MOROCCO: Vote today on new constitution.
Moroccans will vote today on a constitution that the king has presented as wide-ranging reform, even as activists maintain it simply perpetuates an autocracy.
Like all referendums in the North African country, the measure is likely to pass, buoyed by King Mohammed VI’s continuing religious and political legitimacy and a huge media campaign.
Morocco, like many countries in the Middle East and North Africa, was swept by pro-democracy demonstrations at the beginning of the year over a lack of freedoms, a weak economy and political corruption.
The monarch, however, seems to have managed the popular disaffection by presenting a constitution that guarantees the rights of women and minorities, and increases the powers of the parliament and judiciary, ostensibly at the expense of his own.
EGYPT: U.S. will work with Muslim Brotherhood.
Secretary of State Hillary Rodham Clinton said Thursday that U.S. officials intend to build contacts with Egypt’s Muslim Brotherhood, a sign of American concern that the conservative Islamic group is becoming one of the most important political forces in the post-Mubarak order.
Speaking to reporters in Budapest, Hungary, Clinton said that “given the changing political landscape in Egypt, . . . it is in the interests of the United States to engage with all parties that are peaceful, and committed to non-violence, that intend to compete for the parliament and the presidency.”
The group’s rigid ideological views have been a concern to many Israelis and their supporters in the United States, and word of the administration’s plans might cause further unease.

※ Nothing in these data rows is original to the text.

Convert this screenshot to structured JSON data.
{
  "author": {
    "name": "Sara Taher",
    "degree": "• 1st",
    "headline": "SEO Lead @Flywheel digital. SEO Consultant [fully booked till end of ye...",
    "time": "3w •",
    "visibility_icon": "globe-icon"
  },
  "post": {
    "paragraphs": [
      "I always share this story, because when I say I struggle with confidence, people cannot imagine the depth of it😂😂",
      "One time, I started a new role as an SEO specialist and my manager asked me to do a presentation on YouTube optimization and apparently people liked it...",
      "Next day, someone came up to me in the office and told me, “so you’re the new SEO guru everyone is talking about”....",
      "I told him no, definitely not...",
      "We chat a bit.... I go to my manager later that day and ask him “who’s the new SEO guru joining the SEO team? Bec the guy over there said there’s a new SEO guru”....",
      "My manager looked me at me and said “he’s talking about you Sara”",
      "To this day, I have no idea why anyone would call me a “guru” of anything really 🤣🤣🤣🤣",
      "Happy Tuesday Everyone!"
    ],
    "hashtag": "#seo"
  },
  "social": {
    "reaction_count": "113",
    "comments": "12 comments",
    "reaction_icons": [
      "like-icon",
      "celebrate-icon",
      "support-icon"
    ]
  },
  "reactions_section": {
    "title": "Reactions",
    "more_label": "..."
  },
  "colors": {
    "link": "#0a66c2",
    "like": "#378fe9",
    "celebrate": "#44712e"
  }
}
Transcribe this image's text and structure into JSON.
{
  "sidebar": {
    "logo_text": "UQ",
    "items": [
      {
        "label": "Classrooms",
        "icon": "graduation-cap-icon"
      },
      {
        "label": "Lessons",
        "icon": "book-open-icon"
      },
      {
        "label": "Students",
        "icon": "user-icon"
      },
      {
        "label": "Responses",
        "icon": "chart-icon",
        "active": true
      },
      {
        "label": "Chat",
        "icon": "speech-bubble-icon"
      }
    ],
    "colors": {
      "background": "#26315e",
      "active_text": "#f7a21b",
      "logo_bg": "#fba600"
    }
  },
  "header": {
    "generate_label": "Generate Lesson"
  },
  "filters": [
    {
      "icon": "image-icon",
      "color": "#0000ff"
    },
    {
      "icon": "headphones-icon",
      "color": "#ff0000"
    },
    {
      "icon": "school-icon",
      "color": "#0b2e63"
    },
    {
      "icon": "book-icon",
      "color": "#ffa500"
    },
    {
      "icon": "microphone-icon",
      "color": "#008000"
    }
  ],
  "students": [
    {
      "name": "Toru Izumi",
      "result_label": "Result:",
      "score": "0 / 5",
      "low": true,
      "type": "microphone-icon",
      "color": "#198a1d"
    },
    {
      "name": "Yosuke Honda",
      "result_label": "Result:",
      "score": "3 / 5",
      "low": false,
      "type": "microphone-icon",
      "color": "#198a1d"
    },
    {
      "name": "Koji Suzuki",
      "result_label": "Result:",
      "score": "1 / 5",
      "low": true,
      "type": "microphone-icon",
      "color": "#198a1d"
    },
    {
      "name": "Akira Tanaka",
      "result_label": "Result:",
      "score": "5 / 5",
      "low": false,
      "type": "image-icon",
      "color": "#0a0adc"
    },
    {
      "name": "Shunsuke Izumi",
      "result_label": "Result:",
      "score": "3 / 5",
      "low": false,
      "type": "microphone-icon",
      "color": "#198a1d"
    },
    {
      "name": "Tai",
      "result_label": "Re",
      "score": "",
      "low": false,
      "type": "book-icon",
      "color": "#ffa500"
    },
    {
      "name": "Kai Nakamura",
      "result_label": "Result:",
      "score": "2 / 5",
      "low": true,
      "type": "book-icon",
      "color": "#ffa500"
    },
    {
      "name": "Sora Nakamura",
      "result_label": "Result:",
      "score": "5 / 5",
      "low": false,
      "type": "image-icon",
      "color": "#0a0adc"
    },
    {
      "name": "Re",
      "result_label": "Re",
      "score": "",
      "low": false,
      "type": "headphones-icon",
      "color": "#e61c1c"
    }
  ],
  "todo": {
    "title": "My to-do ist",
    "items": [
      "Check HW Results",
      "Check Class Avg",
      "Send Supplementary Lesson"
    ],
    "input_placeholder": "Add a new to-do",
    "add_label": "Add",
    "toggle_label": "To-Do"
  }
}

The group has advocated armed resistance against Israel.
SYRIA: Syrian troops spread out near Turkish border.
Syrian army forces spread through a restive mountainous area near the Turkish border on Thursday as the death toll from a two-day military siege rose to 19 people, according to activists and a witness.
The action by Syrian troops in the northwestern area of Jabal al-Zawiya appeared to be aimed at preventing residents from fleeing to Turkey, where more than 10,000 Syrians have already taken shelter in refugee camps, activists say. The refugees have been a source of deep embarrassment to Damascus, one of the most tightly controlled regimes in the Middle East.